Wilbert de Joode
bass
The first thing you notice about Wilbert de Joode’s bass playing is the sheer force of his sound. He’s a state of the art modern player, but it some ways he’s a throwback, to the 1950s and earlier, before bassists started amplifying their basses, which let them lower their strings toward the bass’s neck. They could play faster but needed an amp to be heard in a band context. Wilbert’s acoustic sound, on the other hand, is so powerful, after a gig a famous bass player once asked him what amp he was using, when he wasn’t using one. He keeps his strings high, has to really press them down to the neck; under high tension, the sound of a vibrating string blossoms in rich overtones, and his plucked tones explode like popcorn. His bowing is likewise frictive; he can make bowed strings yelp when he wants to. His sound is literally visceral; he uses custom-made gut strings. He doesn’t go in for easy walking lines—his sound is more urgent—but he can groove, and sync up with a drummer, to drive the music ahead.

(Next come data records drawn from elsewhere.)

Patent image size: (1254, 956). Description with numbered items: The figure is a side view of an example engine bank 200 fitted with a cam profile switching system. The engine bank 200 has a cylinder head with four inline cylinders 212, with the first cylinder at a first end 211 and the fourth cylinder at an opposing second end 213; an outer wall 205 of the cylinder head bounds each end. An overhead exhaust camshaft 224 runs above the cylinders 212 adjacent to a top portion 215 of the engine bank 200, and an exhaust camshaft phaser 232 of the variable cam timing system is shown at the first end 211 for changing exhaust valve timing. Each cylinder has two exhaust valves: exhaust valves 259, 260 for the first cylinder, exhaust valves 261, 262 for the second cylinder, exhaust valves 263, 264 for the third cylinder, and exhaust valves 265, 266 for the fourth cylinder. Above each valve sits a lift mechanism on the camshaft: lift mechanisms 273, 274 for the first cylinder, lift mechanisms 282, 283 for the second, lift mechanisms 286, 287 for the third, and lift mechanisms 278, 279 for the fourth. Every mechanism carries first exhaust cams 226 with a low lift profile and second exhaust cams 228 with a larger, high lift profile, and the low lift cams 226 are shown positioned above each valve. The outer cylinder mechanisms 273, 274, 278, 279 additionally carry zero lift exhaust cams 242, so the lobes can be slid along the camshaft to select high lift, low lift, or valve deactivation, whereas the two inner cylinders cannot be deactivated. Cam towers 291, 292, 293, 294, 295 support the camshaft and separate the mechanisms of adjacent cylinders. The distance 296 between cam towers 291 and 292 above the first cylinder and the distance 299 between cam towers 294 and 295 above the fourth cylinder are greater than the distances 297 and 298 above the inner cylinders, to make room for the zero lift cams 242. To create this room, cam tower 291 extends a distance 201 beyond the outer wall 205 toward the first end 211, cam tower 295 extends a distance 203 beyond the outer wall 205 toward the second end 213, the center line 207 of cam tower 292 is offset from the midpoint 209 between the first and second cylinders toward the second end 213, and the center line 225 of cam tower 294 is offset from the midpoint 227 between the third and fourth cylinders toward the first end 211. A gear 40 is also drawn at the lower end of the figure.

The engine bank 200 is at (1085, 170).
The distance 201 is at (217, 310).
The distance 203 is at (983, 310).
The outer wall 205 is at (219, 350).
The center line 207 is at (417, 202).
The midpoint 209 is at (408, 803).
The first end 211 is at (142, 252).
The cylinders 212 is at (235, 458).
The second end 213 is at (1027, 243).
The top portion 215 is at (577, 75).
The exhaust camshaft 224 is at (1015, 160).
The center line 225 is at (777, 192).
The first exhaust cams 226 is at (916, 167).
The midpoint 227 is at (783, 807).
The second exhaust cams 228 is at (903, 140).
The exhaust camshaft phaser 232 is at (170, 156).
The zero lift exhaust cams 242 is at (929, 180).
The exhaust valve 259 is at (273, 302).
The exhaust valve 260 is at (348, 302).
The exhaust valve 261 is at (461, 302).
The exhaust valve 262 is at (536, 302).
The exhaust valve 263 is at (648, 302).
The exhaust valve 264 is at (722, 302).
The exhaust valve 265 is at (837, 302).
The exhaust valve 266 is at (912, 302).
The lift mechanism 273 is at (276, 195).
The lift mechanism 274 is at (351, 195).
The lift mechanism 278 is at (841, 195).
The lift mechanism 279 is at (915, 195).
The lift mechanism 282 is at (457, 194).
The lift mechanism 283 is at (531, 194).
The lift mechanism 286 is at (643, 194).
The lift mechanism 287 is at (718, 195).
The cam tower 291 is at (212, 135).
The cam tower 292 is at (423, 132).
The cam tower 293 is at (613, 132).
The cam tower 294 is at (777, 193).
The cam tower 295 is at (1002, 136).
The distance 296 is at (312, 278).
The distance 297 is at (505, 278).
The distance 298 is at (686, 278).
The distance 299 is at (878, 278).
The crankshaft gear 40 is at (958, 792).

Wilbert de Joode plays in satisfying settings on a regular basis: with reed man Ab Baars’ long running trio, in pianist Michiel Braam’s trio and big band, with composer and violist Ig Henneman’s various, chamberish improvising groups, in Joost Buis’s rangy midsize band Astronotes, and with fellow dOeK members: in Eric Boeren 4tet and trio Fuhler • Bennink • De Joode, for instance. And he’s always up for improvising with new people, in new situations, at Amsterdam’s Zaal 100 or on stage in Canada. Under his own name, he’s recorded the solo disc Olo.